Lottando spesso con i denti l’Entella è riuscita ad uscire indenne da terreni difficili come quelli di Cosenza, Frosinone e Brescia guadagnando nel frattempo l’accesso al 4 turno di coppa Italia contro il Torino. Certo pesano, e non poco, le 3 sconfitte interne contro Reggiana, la più evitabile, Lecce e quella odierna contro il Venezia. Non ci addentriamo in alchimie tattiche o questioni su moduli più o meno efficaci, serve realismo serve capire che dai giocatori che ha avuto ed ha attualmente a disposizone, probabilmente Tedino ha tratto il massimo, considerato che anche altri giocatori, come Morosini, sono stati disponibili a singhiozzo.

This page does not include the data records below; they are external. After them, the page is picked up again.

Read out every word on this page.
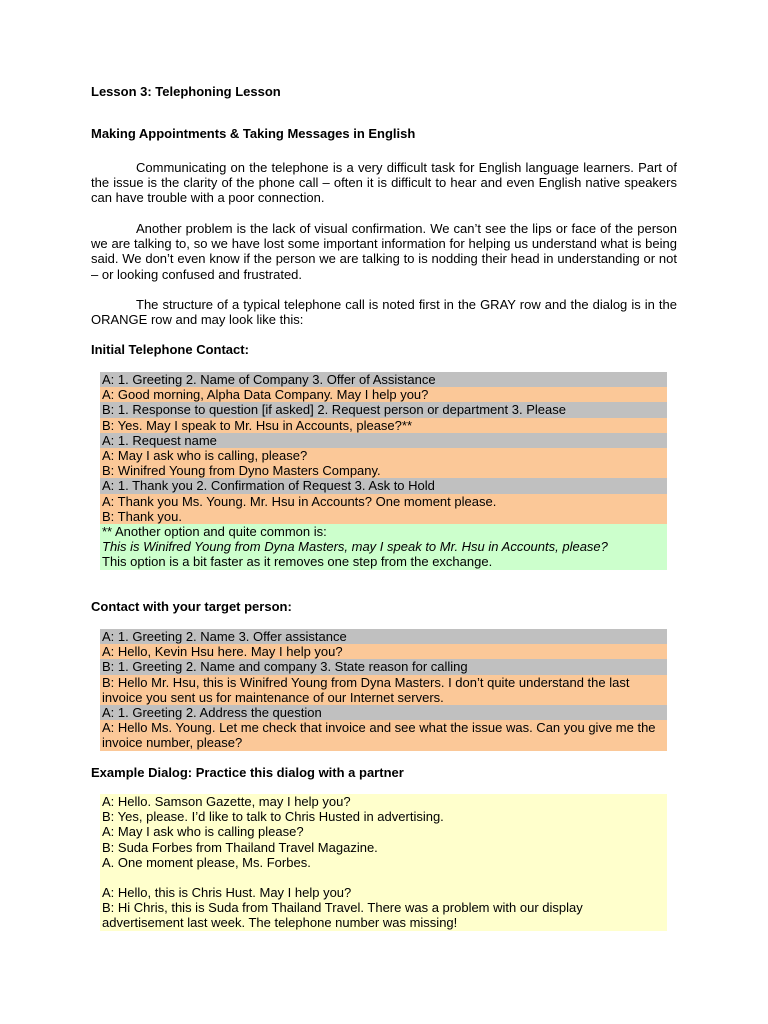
Lesson 3: Telephoning Lesson
Making Appointments & Taking Messages in English
Communicating on the telephone is a very difficult task for English language learners. Part of the issue is the clarity of the phone call – often it is difficult to hear and even English native speakers can have trouble with a poor connection.
Another problem is the lack of visual confirmation. We can’t see the lips or face of the person we are talking to, so we have lost some important information for helping us understand what is being said. We don’t even know if the person we are talking to is nodding their head in understanding or not – or looking confused and frustrated.
The structure of a typical telephone call is noted first in the GRAY row and the dialog is in the ORANGE row and may look like this:
Initial Telephone Contact:
A: 1. Greeting 2. Name of Company 3. Offer of Assistance
A: Good morning, Alpha Data Company. May I help you?
B: 1. Response to question [if asked] 2. Request person or department 3. Please
B: Yes. May I speak to Mr. Hsu in Accounts, please?**
A: 1. Request name
A: May I ask who is calling, please?
B: Winifred Young from Dyno Masters Company.
A: 1. Thank you 2. Confirmation of Request 3. Ask to Hold
A: Thank you Ms. Young. Mr. Hsu in Accounts? One moment please.
B: Thank you.
** Another option and quite common is:
This is Winifred Young from Dyna Masters, may I speak to Mr. Hsu in Accounts, please?
This option is a bit faster as it removes one step from the exchange.
Contact with your target person:
A: 1. Greeting 2. Name 3. Offer assistance
A: Hello, Kevin Hsu here. May I help you?
B: 1. Greeting 2. Name and company 3. State reason for calling
B: Hello Mr. Hsu, this is Winifred Young from Dyna Masters. I don’t quite understand the last invoice you sent us for maintenance of our Internet servers.
A: 1. Greeting 2. Address the question
A: Hello Ms. Young. Let me check that invoice and see what the issue was. Can you give me the invoice number, please?
Example Dialog: Practice this dialog with a partner
A: Hello. Samson Gazette, may I help you?
B: Yes, please. I’d like to talk to Chris Husted in advertising.
A: May I ask who is calling please?
B: Suda Forbes from Thailand Travel Magazine.
A. One moment please, Ms. Forbes.
A: Hello, this is Chris Hust. May I help you?
B: Hi Chris, this is Suda from Thailand Travel. There was a problem with our display advertisement last week. The telephone number was missing!
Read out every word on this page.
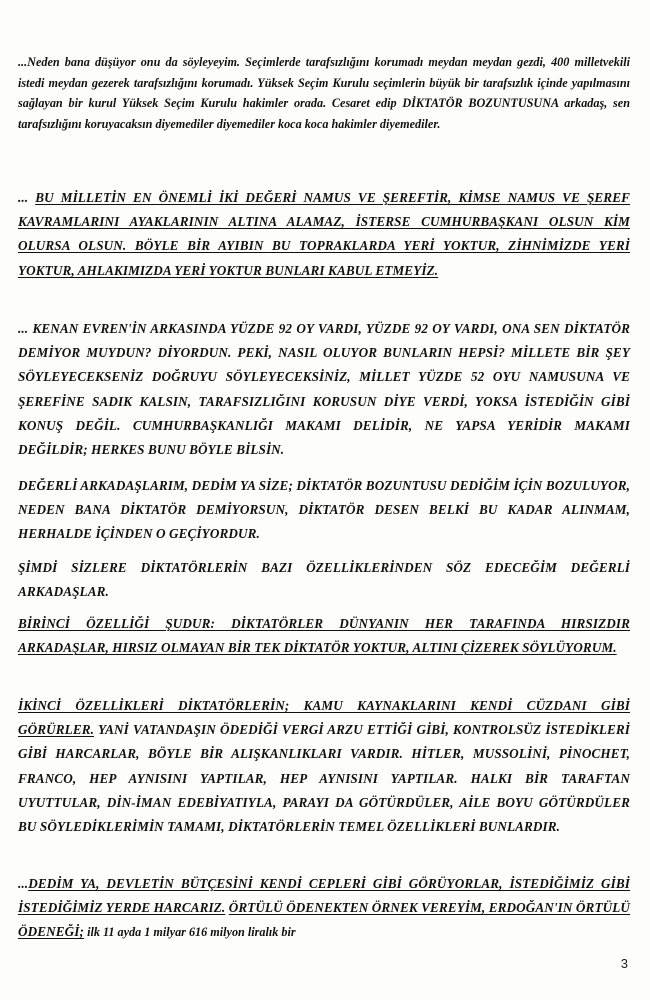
...Neden bana düşüyor onu da söyleyeyim. Seçimlerde tarafsızlığını korumadı meydan meydan gezdi, 400 milletvekili istedi meydan gezerek tarafsızlığını korumadı. Yüksek Seçim Kurulu seçimlerin büyük bir tarafsızlık içinde yapılmasını sağlayan bir kurul Yüksek Seçim Kurulu hakimler orada. Cesaret edip DİKTATÖR BOZUNTUSUNA arkadaş, sen tarafsızlığını koruyacaksın diyemediler diyemediler koca koca hakimler diyemediler.

... BU MİLLETİN EN ÖNEMLİ İKİ DEĞERİ NAMUS VE ŞEREFTİR, KİMSE NAMUS VE ŞEREF KAVRAMLARINI AYAKLARININ ALTINA ALAMAZ, İSTERSE CUMHURBAŞKANI OLSUN KİM OLURSA OLSUN. BÖYLE BİR AYIBIN BU TOPRAKLARDA YERİ YOKTUR, ZİHNİMİZDE YERİ YOKTUR, AHLAKIMIZDA YERİ YOKTUR BUNLARI KABUL ETMEYİZ.

... KENAN EVREN'İN ARKASINDA YÜZDE 92 OY VARDI, YÜZDE 92 OY VARDI, ONA SEN DİKTATÖR DEMİYOR MUYDUN? DİYORDUN. PEKİ, NASIL OLUYOR BUNLARIN HEPSİ? MİLLETE BİR ŞEY SÖYLEYECEKSENİZ DOĞRUYU SÖYLEYECEKSİNİZ, MİLLET YÜZDE 52 OYU NAMUSUNA VE ŞEREFİNE SADIK KALSIN, TARAFSIZLIĞINI KORUSUN DİYE VERDİ, YOKSA İSTEDİĞİN GİBİ KONUŞ DEĞİL. CUMHURBAŞKANLIĞI MAKAMI DELİDİR, NE YAPSA YERİDİR MAKAMI DEĞİLDİR; HERKES BUNU BÖYLE BİLSİN.

DEĞERLİ ARKADAŞLARIM, DEDİM YA SİZE; DİKTATÖR BOZUNTUSU DEDİĞİM İÇİN BOZULUYOR, NEDEN BANA DİKTATÖR DEMİYORSUN, DİKTATÖR DESEN BELKİ BU KADAR ALINMAM, HERHALDE İÇİNDEN O GEÇİYORDUR.

ŞİMDİ SİZLERE DİKTATÖRLERİN BAZI ÖZELLİKLERİNDEN SÖZ EDECEĞİM DEĞERLİ ARKADAŞLAR.

BİRİNCİ ÖZELLİĞİ ŞUDUR: DİKTATÖRLER DÜNYANIN HER TARAFINDA HIRSIZDIR ARKADAŞLAR, HIRSIZ OLMAYAN BİR TEK DİKTATÖR YOKTUR, ALTINI ÇİZEREK SÖYLÜYORUM.

İKİNCİ ÖZELLİKLERİ DİKTATÖRLERİN; KAMU KAYNAKLARINI KENDİ CÜZDANI GİBİ GÖRÜRLER. YANİ VATANDAŞIN ÖDEDİĞİ VERGİ ARZU ETTİĞİ GİBİ, KONTROLSÜZ İSTEDİKLERİ GİBİ HARCARLAR, BÖYLE BİR ALIŞKANLIKLARI VARDIR. HİTLER, MUSSOLİNİ, PİNOCHET, FRANCO, HEP AYNISINI YAPTILAR, HEP AYNISINI YAPTILAR. HALKI BİR TARAFTAN UYUTTULAR, DİN-İMAN EDEBİYATIYLA, PARAYI DA GÖTÜRDÜLER, AİLE BOYU GÖTÜRDÜLER BU SÖYLEDİKLERİMİN TAMAMI, DİKTATÖRLERİN TEMEL ÖZELLİKLERİ BUNLARDIR.

...DEDİM YA, DEVLETİN BÜTÇESİNİ KENDİ CEPLERİ GİBİ GÖRÜYORLAR, İSTEDİĞİMİZ GİBİ İSTEDİĞİMİZ YERDE HARCARIZ. ÖRTÜLÜ ÖDENEKTEN ÖRNEK VEREYİM, ERDOĞAN'IN ÖRTÜLÜ ÖDENEĞİ; ilk 11 ayda 1 milyar 616 milyon liralık bir

3
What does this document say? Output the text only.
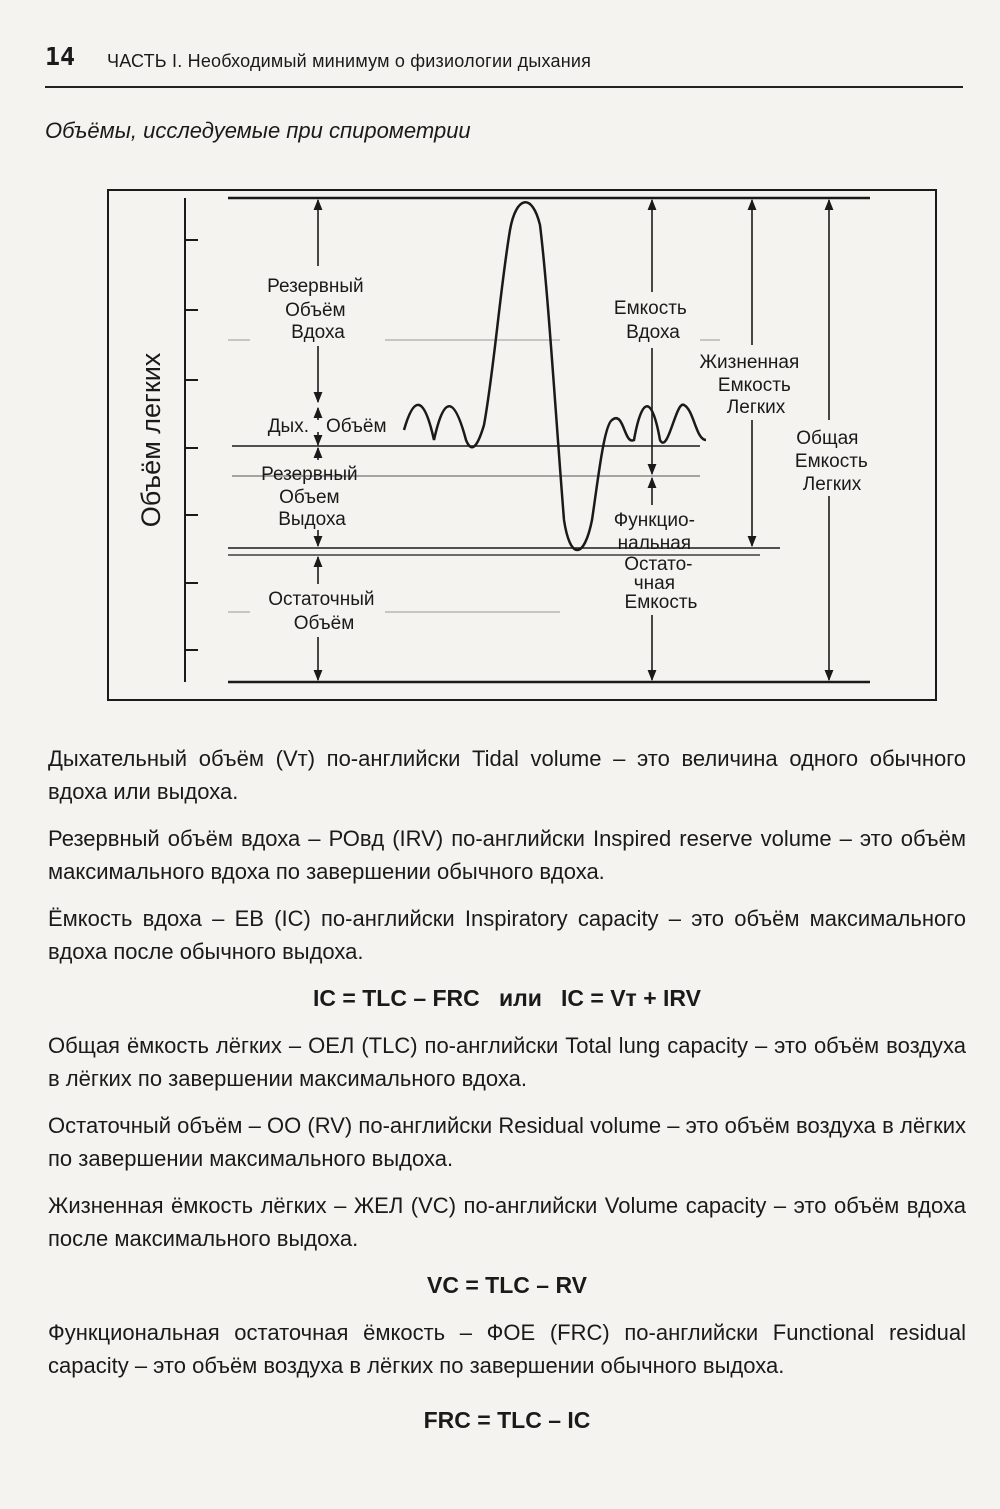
14 ЧАСТЬ I. Необходимый минимум о физиологии дыхания
Объёмы, исследуемые при спирометрии
Объём легких
Резервный Объём Вдоха
Дых. Объём
Резервный Объем Выдоха
Остаточный Объём
Емкость Вдоха
Функцио- нальная Остато- чная Емкость
Жизненная Емкость Легких
Общая Емкость Легких

Дыхательный объём (Vт) по-английски Tidal volume – это величина одного обычного вдоха или выдоха.

Резервный объём вдоха – РОвд (IRV) по-английски Inspired reserve volume – это объём максимального вдоха по завершении обычного вдоха.

Ёмкость вдоха – ЕВ (IC) по-английски Inspiratory capacity – это объём максимального вдоха после обычного выдоха.

IC = TLC – FRC   или   IC = Vт + IRV

Общая ёмкость лёгких – ОЕЛ (TLC) по-английски Total lung capacity – это объём воздуха в лёгких по завершении максимального вдоха.

Остаточный объём – ОО (RV) по-английски Residual volume – это объём воздуха в лёгких по завершении максимального выдоха.

Жизненная ёмкость лёгких – ЖЕЛ (VC) по-английски Volume capacity – это объём вдоха после максимального выдоха.

VC = TLC – RV

Функциональная остаточная ёмкость – ФОЕ (FRC) по-английски Functional residual capacity – это объём воздуха в лёгких по завершении обычного выдоха.

FRC = TLC – IC
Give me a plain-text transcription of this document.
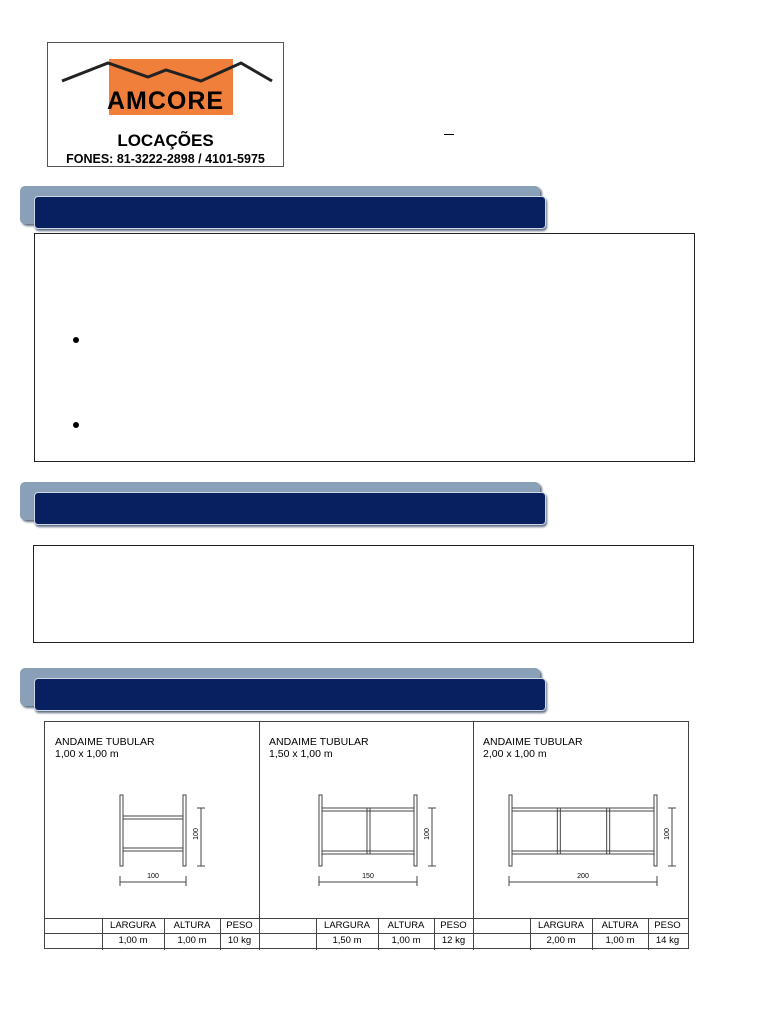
AMCORE
LOCAÇÕES
FONES: 81-3222-2898 / 4101-5975
ANDAIME TUBULAR
1,00 x 1,00 m
100
100
LARGURA
1,00 m
ALTURA
1,00 m
PESO
10 kg
ANDAIME TUBULAR
1,50 x 1,00 m
150
100
LARGURA
1,50 m
ALTURA
1,00 m
PESO
12 kg
ANDAIME TUBULAR
2,00 x 1,00 m
200
100
LARGURA
2,00 m
ALTURA
1,00 m
PESO
14 kg
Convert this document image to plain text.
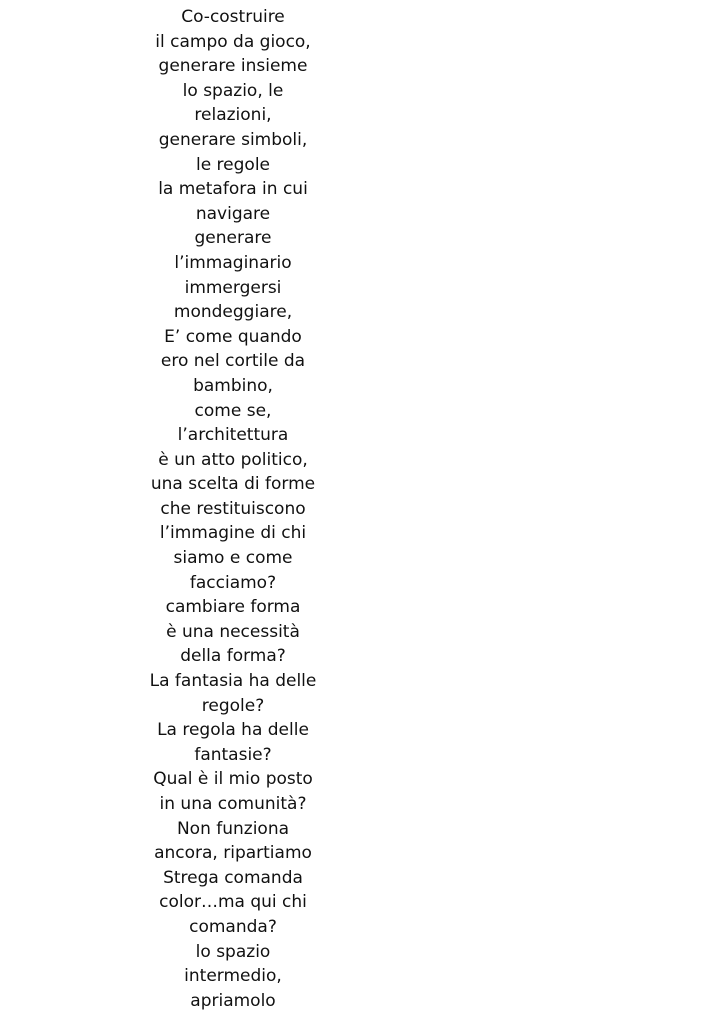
Co-costruire
il campo da gioco,
generare insieme
lo spazio, le
relazioni,
generare simboli,
le regole
la metafora in cui
navigare
generare
l’immaginario
immergersi
mondeggiare,
E’ come quando
ero nel cortile da
bambino,
come se,
l’architettura
è un atto politico,
una scelta di forme
che restituiscono
l’immagine di chi
siamo e come
facciamo?
cambiare forma
è una necessità
della forma?
La fantasia ha delle
regole?
La regola ha delle
fantasie?
Qual è il mio posto
in una comunità?
Non funziona
ancora, ripartiamo
Strega comanda
color…ma qui chi
comanda?
lo spazio
intermedio,
apriamolo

Il tecnico ha saputo valorizzare e rendere partecipi quei giovani come Bonini, Cleur, Koutsoupias, Petrovic  e Brescianini che naturalmente spesso pagano il dazio dell’inesperienza ma che hanno anche mostrato di meritare le chance che l’allenatore ha dato loro. Purtroppo come quasi sempre accade nel calcio, al netto di tutte le attenuanti possibili, sono i risultati a fare rumore nel bene e nel male, questo per l’Entella  è certamente il momento peggiore da gestire. Intanto perché non si può gestire come si farebbe di solito quando, cioè, la società in primis starebbe vicina a squadra e tecnico, in questo momento nemmeno questo è concesso perché anche i contatti quelli umani sono limitati al minimo, non c è coesione forzatamente, c è l’allenamento asettico, le precauzioni costanti, e poi via ciascuno a casa sua cercando di evitare contatti pericolosi allentando inevitabilmente quegli aspetti che cementano un gruppo dentro e fuori dal campo.

Non è assolutamente facile fare calcio in questo modo soprattutto se, come detto, vengono a mancare i risultati e conseguentemente l’entusiasmo. Il rischio è quello di adagiarsi ad attendere soluzioni miracolose che probabilmente non esistono, rimane cosi sempre buona la soluzione del lavoro sul campo l’unica in cui tecnico e squadra devono credere fermamente, nella speranza di poter recuperare al più presto tutti i protagonisti di questa stagione certamente in salita ma tutta ancora da pedalare.